Locally, the Golisano Children’s Hospital is seeing between three to seven new pediatric COVID admissions daily compared to one or none on most days in the early fall.

“It’s good to know that our hospital and the other children’s hospitals in upstate are staffed enough and able to manage this, but we worry,” said Golisano Children’s Hospital Pediatrician Dr. Stephen Cook.

Jennifer Lewke How severe are these infections?

Dr. Cook – The length of stay will be variable, if they’re medically complex…it’s usually longer. If they’re not, in general, it may not be as long. It depends on how severe they present. With kids, the data is still emerging and coming out.

Jennifer Lewke Is there symptoms that seem to be more present in children and that parents should be on the lookout for?

Dr. Cook – Obviously, if someone’s having trouble breathing…if you feel like, especially a young child or an infant is not eating or drinking and not urinating normally, signs of a more ill child…that would be alarming because it could be COVID. It could also be something else… unfortunately the summer showed us some kids getting Co-infected with COVID and say, RSV.

Dr. Cook recommends staying in close contact with your child’s pediatrician if he/she starts showing worsening symptoms. He, Gov. Kathy Hochul and New York State Health Commissioner Dr. Mary Bassett are also using this uptick in pediatric hospitalizations as a reminder to parents

“Our vaccination rates in 5-11 year-olds remain disappointingly low,” Bassett said, “I hope that parents will take advantage of the opportunity to vaccinate their children so that their children are protected. It’s clear that vaccination really reduces the chance of severe illness.”

If your child is too young for the vaccine, “the way you protect that population is for older siblings to be vaccinated,” Hochul said, “if you have a three-year-old that cannot be vaccinated if you have a five-year-old who is interacting with your three-year-old… that five-year-old should be vaccinated in order to protect the younger members of your family as well.”

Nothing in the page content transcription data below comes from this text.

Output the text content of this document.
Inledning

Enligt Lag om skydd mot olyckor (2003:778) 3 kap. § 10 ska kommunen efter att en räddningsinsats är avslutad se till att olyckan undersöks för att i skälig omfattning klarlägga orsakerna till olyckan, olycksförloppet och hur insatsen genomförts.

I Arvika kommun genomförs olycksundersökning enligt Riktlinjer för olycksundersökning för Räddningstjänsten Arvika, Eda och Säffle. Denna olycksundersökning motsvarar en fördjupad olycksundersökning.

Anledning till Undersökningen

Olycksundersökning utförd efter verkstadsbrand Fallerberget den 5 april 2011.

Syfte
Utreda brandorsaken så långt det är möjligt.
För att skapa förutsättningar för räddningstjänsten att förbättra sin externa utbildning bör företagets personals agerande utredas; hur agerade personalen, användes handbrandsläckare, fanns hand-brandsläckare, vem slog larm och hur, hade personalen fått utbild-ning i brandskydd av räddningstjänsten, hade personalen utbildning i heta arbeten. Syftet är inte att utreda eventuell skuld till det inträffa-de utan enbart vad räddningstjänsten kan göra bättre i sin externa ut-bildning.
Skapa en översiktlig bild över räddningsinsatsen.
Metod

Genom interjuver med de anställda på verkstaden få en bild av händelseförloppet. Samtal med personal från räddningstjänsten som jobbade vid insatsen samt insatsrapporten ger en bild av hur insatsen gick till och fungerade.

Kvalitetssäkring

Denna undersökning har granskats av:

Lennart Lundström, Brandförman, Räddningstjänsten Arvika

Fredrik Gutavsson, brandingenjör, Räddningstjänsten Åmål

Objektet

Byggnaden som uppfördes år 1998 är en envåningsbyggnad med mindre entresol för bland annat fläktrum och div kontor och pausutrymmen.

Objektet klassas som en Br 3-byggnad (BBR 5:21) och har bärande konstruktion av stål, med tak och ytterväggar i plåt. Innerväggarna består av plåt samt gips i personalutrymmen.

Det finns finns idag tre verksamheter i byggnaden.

Locally, some parents report they can’t find pediatric vaccine appointment availability until the first or second week of January. Dr. Cook says because it’s holiday break and kids are home, there has been a surge of parents looking to get last-minute appointments. He suggests you try your pediatrician first, then check county/state clinics where appointments tend to open up on a rolling basis. Many pharmacies also offer the vaccine for kids ages 5-11.